Mit den Bestrebungen der BayWa r.e. Solar Projects GmbH, eine Tochter der BayWa AG mit Sitz in München, einen zehn Hektar großen Solarpark in der Umgebung von Spiesberg zu errichten, hatte sich bereits der Gemeinderat von Altenkunstadt befasst. Jetzt meldeten sich auch die betroffenen Einwohner zu Wort.
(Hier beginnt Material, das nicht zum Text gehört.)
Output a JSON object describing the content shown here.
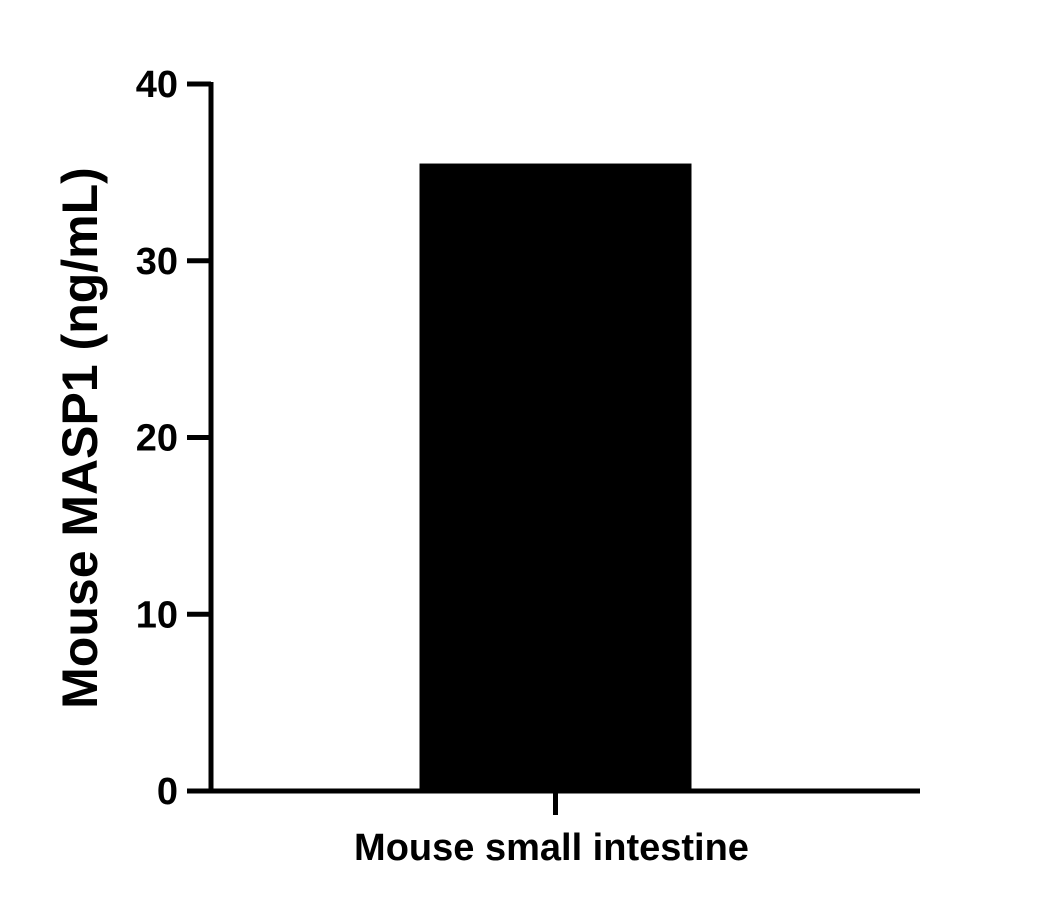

Ein Solarpark im Umfeld von Spiesberg, dies ist derzeit ein Thema in dem Altenkunstadter Gemeindeteil, das die Einwohner wie seit langem nicht mehr bewegt. Deshalb hatten sich die 86 Mitbürger (61 Erwachsene , 25 Kinder ) des Ortsteils in Eigeninitiative auch entschieden, eine Bürgerbefragung durchzuführen. Ermittelt wurden dabei 67 Unterschriftsberechtigte, wovon sich 53 gegen den Solarpark entschieden. „Ja zu unserer idyllischen Heimat – nein zum geplanten Solarpark Spiesberg“ lautet dabei die Devise. Jetzt wurde diese Unterschriftenliste ganz offiziell im Rathaus von Altenkunstadt an Ersten Bürgermeister Robert Hümmer übergeben.

Die Betroffenen verdeutlichten dabei, dass sie mit dem rund zehn Hektar großen Solarpark nicht nur wertvolle landwirtschaftliche Flächen verloren gingen, sondern damit auch ein Stück der beschaulichen Landschaft für immer verschwinden würde. Denn die Solarpanelen wären von allen Seiten sichtbar – auch von den Einwohner von Spiesberg selbst, insbesondere jenen in den vielen Häusern, die am Hangbereich liegen. Selbst durch eine Begrünung, wie Andrea Bornschlegel anmerkte, würde das ganze Dorf seinen immer so positiv erwähnten ländlichen Charme verlieren und die Lebensqualität der Einwohner stark beeinflussen. Nicht erst seit der Corona-Pandemie, sondern seit vielen Jahren schon – darauf wurde ebenfalls hingewiesen – finde Spiesberg mit seinem Umfeld, nicht weit vom Külmitz, dem Eulenberg und dem Kordigast entfernt, bei vielen Spaziergängern, Radfahrern und Urlaubsgästen Anklang und die vorhandenen Wanderparkplätze würden zunehmend stärker frequentiert.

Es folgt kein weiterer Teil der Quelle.